К маленькому человеку из маленького города.
- Через малое достигнем большого. И я надеюсь на тебя, Андрий, очень надеюсь.
- Зачем это, Роман? - вмешалась Олена Михайловна. - Ты все еще живешь прошлым.
- Вы не знаете, какое у меня настоящее. И что может ожидать вас.
- Давайте лучше выпьем, - сказал Андрий Михайлович. - И хорошо закусим. - Он придвинул к себе блюдо с холодцом, положил на тарелку большой кусок, но аппетит был уже испорчен, лишь поковырял вилкой и потянулся к рюмке водки.
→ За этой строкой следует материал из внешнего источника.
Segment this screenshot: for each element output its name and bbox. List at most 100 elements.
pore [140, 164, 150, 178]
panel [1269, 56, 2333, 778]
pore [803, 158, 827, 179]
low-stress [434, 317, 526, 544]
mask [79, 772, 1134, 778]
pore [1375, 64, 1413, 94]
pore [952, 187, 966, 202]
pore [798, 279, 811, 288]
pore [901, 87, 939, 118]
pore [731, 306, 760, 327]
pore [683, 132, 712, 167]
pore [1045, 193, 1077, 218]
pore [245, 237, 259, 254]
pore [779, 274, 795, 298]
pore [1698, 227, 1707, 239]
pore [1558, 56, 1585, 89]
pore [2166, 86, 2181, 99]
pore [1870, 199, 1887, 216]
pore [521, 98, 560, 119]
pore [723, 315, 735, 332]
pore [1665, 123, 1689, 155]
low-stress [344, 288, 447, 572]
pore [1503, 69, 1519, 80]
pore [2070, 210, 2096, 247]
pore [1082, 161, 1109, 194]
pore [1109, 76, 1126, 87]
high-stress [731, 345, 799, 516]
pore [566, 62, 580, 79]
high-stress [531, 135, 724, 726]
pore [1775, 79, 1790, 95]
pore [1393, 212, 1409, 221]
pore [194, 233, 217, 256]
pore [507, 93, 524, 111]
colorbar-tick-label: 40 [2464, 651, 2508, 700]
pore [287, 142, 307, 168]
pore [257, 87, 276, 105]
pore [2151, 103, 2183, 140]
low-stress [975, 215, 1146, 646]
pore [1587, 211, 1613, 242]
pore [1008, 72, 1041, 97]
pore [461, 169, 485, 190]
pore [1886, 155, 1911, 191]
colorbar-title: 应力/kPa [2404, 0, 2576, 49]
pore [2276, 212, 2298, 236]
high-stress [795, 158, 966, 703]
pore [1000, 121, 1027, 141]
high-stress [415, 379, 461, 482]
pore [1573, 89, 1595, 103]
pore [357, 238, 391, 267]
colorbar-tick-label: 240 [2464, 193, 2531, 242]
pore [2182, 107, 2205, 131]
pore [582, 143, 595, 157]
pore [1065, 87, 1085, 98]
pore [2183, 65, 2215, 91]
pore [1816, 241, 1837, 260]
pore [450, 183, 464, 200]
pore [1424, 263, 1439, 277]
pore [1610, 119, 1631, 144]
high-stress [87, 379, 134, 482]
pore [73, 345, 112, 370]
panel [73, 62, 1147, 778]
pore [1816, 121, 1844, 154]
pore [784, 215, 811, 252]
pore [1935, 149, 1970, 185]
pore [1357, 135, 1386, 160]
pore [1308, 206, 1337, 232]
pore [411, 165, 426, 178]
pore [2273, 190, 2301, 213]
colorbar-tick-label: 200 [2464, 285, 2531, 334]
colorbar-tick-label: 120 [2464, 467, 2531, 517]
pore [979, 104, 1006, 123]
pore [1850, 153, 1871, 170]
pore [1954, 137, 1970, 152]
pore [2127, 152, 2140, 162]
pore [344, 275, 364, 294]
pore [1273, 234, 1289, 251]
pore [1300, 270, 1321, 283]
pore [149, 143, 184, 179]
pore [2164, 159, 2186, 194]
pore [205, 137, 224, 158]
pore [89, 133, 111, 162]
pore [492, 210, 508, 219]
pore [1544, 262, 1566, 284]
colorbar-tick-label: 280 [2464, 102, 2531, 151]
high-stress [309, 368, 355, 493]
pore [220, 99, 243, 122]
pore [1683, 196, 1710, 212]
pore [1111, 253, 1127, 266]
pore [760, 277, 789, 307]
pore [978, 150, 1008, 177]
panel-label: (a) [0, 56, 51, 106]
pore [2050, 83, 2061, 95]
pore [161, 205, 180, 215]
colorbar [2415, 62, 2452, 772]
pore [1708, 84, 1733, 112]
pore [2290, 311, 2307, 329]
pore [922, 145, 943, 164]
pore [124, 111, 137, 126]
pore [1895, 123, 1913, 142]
Выпил одним духом и не закусил.
Роман по его примеру тоже налил себе полную рюмку, но пил маленькими глоточками, бросая озабоченные взгляды. Может быть, водка придала ему новые силы, ибо, закусив копченым угрем, начал снова:
- Нас, украинцев, всегда угнетали, поэтому мы и должны объединяться. Мой покойный отец, - он вытер салфеткой вспотевший лоб, - да будет земля ему пухом! - с оружием в руках отстаивал это единство, и история не забудет его.
Олена Михайловна замахала руками, вспомнив кровавые расправы подчиненных Стецишина над мирным населением, но брат положил ей руку на плечо, и она поняла, что он просит не перебивать Романа. И правда, пусть говорит, все равно не убедит, а они хотя бы узнают, на какие ухищрения идут теперь заокеанские националисты.